North Korea’s Kim Jong Un oversees test of new surface-to-sea missiles | Nuclear Weapons News
Kim also ordered the North Korean military to boost its readiness near the western maritime border with South Korea.
North Korean leader Kim Jong Un has overseen the test of new surface-to-sea missiles, according to state media, while ordering his military to strengthen its readiness in disputed waters north of the South Korean border island of Yeonpyeong.
The report on the launches by the Korean Central News Agency (KCNA) on Thursday came a day after South Korea’s military said North Korea had fired multiple cruise missiles in waters off its eastern port of Wonsan. The test was Pyongyang’s sixth missile launch event of the year.
The KCNA report said Kim supervised the “evaluation test-fire of new-type surface-to-sea missile Padasuri-6 to be equipped by the navy”, and expressed “great satisfaction over the results of the test-fire”.
The missiles hit their intended targets after flying over the East Sea for 1,400 seconds, it said. The East Sea is known as the Sea of Japan internationally.
Kim also accused South Korea of frequently violating his country’s sovereignty by insisting on a “Northern Limit Line” (NLL), the maritime demarcation line between the two Koreas, and conducting maritime patrols and inter-diction of third-party ships, according to the KCNA. The North Korean leader also gave orders to his military to strengthen its readiness in the waters north of Yeonpyeong Island and to the west of the Korean peninsula, in the region of the NLL.
Waters near the NLL, which was drawn up by the United States-led United Nations Command at the end of the Korean War in 1953, have been the site of previous clashes between the two Koreas. In 2010, North Korea torpedoed a South Korean warship in the Yellow Sea, killing 46 Sailors, and fired a barrage of artillery shells at Yeonpyeong Island, killing four others.
According to the KCNA, Kim referred to the de facto border as a “ghost one without any ground in the light of international law”.
“It doesn’t matter how many lines exist in [North Korea’s] western sea, and what’s clear is that if the enemy violates what we consider as our maritime border lines, we will take that as a violation of our sovereignty and an armed provocation,” he was quoted as saying.
Kim also pledged that Pyongyang would “thoroughly defend our maritime sovereignty by force of arms and actions, not by any rhetoric”.
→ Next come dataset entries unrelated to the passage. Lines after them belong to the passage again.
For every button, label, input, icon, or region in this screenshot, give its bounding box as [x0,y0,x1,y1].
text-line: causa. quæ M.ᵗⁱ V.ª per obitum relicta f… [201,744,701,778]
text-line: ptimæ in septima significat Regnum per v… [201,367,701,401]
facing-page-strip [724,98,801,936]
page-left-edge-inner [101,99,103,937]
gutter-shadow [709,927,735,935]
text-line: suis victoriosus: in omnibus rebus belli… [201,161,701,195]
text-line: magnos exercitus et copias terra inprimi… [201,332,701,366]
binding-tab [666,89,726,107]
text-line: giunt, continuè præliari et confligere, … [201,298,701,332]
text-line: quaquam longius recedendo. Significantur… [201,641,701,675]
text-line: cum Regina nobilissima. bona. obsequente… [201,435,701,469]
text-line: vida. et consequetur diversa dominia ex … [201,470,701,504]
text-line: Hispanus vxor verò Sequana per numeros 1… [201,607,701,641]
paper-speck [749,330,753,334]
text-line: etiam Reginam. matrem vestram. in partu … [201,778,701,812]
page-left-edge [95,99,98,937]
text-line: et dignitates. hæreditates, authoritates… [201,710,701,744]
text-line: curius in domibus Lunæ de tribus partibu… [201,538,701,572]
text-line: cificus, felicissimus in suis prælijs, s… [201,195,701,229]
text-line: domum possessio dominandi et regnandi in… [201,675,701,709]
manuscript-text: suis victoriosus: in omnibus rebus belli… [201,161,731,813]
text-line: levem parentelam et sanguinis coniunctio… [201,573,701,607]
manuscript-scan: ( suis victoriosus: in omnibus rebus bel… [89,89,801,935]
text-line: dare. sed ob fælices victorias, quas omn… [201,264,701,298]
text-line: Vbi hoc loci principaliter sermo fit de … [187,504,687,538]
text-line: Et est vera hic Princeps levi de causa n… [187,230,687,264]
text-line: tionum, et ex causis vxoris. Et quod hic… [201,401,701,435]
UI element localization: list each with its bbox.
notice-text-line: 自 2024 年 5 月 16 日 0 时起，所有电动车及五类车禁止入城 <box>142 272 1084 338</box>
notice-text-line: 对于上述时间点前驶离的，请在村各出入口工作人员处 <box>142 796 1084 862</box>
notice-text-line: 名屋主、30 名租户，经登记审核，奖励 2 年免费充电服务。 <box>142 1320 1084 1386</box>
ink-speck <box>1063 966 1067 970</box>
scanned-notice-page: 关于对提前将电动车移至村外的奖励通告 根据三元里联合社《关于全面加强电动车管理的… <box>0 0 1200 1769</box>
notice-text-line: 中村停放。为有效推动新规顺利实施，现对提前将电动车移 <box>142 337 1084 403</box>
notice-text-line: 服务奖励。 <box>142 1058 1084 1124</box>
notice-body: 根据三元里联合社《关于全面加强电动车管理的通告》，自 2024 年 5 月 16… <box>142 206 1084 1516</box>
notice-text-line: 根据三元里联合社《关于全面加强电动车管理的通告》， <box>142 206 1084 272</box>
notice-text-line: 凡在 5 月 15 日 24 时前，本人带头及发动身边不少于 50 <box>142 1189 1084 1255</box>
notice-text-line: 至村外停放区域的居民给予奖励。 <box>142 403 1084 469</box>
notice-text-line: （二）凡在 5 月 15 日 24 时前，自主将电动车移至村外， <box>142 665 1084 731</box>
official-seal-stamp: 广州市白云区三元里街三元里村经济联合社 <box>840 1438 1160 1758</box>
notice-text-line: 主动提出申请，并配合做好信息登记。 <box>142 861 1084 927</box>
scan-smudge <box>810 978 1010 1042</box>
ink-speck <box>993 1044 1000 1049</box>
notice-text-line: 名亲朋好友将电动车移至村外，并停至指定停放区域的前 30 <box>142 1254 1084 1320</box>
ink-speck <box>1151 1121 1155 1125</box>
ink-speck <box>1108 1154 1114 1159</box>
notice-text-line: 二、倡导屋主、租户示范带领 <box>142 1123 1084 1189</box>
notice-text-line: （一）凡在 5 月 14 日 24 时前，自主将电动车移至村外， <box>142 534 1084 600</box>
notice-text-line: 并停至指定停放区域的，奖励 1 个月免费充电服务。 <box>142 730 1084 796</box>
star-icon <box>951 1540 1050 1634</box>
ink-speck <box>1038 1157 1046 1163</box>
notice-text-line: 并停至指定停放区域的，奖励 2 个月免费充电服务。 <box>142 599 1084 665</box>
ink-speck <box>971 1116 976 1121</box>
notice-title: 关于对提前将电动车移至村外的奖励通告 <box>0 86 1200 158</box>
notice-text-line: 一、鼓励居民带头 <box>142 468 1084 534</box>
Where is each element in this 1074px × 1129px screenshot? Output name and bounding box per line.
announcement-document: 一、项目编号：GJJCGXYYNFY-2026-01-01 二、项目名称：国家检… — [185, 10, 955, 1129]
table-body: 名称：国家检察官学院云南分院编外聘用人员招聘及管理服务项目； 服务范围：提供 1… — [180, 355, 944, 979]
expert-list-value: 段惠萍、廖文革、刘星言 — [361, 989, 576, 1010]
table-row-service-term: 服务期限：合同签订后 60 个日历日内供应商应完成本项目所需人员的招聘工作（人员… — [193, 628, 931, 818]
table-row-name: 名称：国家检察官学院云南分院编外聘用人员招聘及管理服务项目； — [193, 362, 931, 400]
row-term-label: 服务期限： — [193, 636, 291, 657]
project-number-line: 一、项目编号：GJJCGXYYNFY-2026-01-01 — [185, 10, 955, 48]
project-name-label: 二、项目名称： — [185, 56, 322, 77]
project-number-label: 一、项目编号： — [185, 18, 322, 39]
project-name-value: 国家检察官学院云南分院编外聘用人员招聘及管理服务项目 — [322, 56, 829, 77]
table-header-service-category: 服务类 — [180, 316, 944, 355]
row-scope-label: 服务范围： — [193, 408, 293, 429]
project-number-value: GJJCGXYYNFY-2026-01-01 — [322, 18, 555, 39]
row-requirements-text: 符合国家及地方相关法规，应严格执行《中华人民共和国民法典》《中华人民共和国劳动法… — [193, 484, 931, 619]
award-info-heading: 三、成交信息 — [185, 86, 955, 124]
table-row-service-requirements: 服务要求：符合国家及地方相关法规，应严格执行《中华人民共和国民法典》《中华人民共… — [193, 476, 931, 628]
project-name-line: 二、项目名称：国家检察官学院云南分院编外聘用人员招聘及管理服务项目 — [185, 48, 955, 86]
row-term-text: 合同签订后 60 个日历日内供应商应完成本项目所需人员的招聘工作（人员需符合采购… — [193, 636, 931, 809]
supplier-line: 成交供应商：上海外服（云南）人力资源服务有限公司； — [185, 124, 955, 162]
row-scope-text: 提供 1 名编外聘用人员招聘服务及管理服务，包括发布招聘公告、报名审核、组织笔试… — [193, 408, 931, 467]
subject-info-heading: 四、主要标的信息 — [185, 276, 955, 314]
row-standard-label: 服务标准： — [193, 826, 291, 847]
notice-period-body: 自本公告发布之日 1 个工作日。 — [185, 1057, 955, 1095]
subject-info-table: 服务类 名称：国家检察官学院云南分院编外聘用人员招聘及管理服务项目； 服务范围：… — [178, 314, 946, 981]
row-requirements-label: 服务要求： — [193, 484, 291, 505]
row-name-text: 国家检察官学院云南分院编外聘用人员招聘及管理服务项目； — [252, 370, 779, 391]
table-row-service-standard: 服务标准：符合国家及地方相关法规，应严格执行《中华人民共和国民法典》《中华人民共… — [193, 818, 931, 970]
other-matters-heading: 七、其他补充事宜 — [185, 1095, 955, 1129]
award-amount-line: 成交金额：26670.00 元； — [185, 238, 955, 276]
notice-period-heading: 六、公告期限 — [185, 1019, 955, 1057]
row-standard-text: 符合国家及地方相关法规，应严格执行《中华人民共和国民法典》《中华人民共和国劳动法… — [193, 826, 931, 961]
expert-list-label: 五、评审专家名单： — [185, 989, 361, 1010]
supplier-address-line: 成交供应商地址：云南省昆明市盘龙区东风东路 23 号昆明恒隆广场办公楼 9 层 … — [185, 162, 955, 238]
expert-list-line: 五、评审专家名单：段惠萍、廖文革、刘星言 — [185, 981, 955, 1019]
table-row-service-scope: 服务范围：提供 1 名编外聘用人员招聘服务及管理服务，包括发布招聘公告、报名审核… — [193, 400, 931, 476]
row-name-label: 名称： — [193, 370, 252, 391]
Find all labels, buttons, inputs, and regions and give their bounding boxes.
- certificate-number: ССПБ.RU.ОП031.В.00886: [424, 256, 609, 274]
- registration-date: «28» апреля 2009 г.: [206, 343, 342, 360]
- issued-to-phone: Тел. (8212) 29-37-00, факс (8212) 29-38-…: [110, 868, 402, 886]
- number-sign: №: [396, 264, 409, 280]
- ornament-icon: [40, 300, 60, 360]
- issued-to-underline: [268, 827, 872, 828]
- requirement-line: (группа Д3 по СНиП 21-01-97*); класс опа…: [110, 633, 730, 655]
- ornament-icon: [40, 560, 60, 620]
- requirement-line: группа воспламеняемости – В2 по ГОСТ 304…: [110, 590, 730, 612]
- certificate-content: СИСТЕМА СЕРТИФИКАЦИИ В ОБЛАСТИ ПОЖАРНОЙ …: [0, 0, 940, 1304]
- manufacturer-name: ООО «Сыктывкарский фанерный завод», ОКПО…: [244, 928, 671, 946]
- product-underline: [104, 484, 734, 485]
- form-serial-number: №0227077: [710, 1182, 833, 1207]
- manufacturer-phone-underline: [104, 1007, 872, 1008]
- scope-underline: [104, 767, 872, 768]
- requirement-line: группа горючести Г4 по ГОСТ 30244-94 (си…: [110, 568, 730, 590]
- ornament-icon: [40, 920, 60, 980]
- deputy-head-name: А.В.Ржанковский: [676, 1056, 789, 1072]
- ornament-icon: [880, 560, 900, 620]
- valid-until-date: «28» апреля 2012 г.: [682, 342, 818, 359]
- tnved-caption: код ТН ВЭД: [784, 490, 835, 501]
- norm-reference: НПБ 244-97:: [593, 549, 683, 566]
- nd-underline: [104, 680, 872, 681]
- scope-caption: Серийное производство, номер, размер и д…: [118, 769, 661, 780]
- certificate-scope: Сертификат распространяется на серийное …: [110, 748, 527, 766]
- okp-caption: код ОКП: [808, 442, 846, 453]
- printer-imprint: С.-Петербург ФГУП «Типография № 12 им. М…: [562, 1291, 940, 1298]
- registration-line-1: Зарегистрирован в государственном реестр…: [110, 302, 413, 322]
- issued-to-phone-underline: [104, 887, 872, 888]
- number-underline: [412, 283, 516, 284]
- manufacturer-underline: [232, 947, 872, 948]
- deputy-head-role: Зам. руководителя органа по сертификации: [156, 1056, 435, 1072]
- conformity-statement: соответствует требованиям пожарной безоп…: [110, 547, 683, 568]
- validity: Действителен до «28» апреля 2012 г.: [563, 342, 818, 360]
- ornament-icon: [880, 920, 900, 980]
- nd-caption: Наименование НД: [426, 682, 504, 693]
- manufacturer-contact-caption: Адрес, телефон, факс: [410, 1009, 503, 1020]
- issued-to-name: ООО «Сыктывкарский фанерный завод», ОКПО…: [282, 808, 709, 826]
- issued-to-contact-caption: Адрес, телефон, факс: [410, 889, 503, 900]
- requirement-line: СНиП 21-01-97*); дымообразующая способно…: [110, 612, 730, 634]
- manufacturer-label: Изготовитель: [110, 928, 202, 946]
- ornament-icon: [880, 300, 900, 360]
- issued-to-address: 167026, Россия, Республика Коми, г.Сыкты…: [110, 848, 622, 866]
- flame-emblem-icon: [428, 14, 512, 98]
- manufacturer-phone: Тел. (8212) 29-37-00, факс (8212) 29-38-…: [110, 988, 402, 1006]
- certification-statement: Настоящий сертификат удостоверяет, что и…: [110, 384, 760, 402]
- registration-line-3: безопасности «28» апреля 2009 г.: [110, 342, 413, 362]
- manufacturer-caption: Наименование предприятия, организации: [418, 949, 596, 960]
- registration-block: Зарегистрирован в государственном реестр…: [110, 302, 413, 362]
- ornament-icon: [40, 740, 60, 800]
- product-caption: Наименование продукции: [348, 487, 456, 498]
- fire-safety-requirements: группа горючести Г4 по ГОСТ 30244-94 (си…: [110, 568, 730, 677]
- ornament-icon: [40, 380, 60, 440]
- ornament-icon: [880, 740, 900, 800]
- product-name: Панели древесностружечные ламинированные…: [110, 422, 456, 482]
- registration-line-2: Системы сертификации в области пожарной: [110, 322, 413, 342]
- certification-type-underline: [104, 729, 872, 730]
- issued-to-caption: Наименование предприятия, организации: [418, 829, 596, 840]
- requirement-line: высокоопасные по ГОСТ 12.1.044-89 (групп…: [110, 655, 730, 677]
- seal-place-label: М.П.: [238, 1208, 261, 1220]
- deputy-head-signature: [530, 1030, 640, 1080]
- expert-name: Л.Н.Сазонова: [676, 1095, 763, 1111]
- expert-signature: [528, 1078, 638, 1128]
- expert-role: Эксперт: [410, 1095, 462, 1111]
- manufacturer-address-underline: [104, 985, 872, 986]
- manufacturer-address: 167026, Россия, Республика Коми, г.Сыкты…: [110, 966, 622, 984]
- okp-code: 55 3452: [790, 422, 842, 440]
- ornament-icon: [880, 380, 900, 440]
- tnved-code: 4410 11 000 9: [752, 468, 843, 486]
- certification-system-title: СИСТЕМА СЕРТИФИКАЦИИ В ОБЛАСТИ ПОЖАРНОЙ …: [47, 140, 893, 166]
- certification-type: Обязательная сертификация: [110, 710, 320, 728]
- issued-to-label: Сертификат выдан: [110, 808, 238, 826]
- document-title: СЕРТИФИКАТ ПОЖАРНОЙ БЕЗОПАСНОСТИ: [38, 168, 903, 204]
Earlier this year, the North Korean leader told his country’s rubber-stamp parliament that he would no longer recognise the NLL, and declared that Pyongyang was abandoning its longstanding goal of reconciliation with Seoul. He also said that if South Korea “violates even 0.001 millimetre of our territorial land, air and waters, it will be considered a war provocation”.
In a separate report, KCNA said Kim also inspected a “major” munitions factory and learned in detail about the modernisation of production.
During the visit, he stressed the factory’s role in bolstering North Korea’s armed forces and laid out tasks to improve the quality of munitions and increase production as “required by the prevailing situation and the developing revolution”, KCNA said.
Kim’s visit to the munitions factory comes as the US and its allies have accused North Korea of trading arms with Russia.
The White House said last month that Russia had recently used short-range ballistic missiles (SRBMs) sourced from North Korea to conduct strikes against Ukraine, citing newly declassified intelligence.